With the government as payer calling the tune, there are non-financial implications as well. How about access? Just look across the pond to see how a single-payer system is working in the UK. “The number of people waiting for NHS treatment has hit three million for the first time in six years,” according to The Guardian. And not treatment within days or a week, but within 18 weeks, as the NHS goal. Wait four months for treatment and you will either be better or dead.
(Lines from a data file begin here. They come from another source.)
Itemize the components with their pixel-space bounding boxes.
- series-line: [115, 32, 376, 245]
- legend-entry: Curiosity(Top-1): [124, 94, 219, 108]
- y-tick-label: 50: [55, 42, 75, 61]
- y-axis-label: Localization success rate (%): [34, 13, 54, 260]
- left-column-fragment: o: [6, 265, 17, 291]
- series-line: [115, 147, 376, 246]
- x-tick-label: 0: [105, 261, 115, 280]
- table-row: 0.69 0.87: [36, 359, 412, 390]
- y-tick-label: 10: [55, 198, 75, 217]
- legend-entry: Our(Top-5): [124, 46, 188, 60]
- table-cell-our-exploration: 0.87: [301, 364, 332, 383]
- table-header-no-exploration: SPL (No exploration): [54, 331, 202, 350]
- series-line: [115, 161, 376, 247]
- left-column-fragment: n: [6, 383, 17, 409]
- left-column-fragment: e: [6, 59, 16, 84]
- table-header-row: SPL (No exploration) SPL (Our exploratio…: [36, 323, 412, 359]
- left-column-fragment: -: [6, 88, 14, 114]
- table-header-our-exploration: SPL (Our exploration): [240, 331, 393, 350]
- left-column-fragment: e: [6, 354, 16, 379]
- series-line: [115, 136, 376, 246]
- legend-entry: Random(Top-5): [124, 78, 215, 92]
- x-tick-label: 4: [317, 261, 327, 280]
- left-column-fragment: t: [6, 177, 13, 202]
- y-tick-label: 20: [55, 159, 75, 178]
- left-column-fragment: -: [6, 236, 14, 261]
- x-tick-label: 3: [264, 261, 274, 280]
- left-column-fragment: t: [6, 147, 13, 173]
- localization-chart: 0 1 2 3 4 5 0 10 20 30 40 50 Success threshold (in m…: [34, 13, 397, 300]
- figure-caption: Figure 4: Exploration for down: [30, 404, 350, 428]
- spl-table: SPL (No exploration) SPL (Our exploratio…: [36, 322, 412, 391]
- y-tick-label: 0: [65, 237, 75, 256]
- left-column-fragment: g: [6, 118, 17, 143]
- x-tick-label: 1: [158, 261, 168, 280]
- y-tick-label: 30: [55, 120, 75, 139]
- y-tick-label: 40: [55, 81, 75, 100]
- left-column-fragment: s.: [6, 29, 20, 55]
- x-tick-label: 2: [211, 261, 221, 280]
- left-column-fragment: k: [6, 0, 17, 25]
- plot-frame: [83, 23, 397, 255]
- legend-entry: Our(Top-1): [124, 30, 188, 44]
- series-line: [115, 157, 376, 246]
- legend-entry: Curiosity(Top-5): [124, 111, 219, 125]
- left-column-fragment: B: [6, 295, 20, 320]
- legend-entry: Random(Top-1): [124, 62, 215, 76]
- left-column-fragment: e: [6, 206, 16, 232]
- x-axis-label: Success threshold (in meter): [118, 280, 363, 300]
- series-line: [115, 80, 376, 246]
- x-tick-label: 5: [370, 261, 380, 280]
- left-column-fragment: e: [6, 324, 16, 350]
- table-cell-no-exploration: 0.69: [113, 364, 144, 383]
The silver lining in the Vermont experiment is a demonstration of the benefits of Federalism. Supreme Court Justice Louis D. Brandeis wrote in 1932, “That a single courageous state may, if its citizens choose, serve as a laboratory; and try novel social and economic experiments without risk to the rest of the country.” Which is exactly what Vermont did. The experiment failed, perhaps in hindsight for obvious economic reasons, but at least they tried. Alfred Lord Tennyson observed, “It’s better to have tried and failed than to live life wondering what would’ve happened if I had tried.”

The fifty states are the perfect “laboratories of democracy” as Mitt Romney told us. What if all fifty states developed their own schemes of providing affordable, efficient, and quality healthcare to their residents? Some might work, others not, but this is how we learn what works and what doesn’t. Instead we have a one-size-fits-all plan, foisted on us by a bunch of Jonathan Grubers. If everyone was told they had to use a slide rule, who would have invented the personal computer?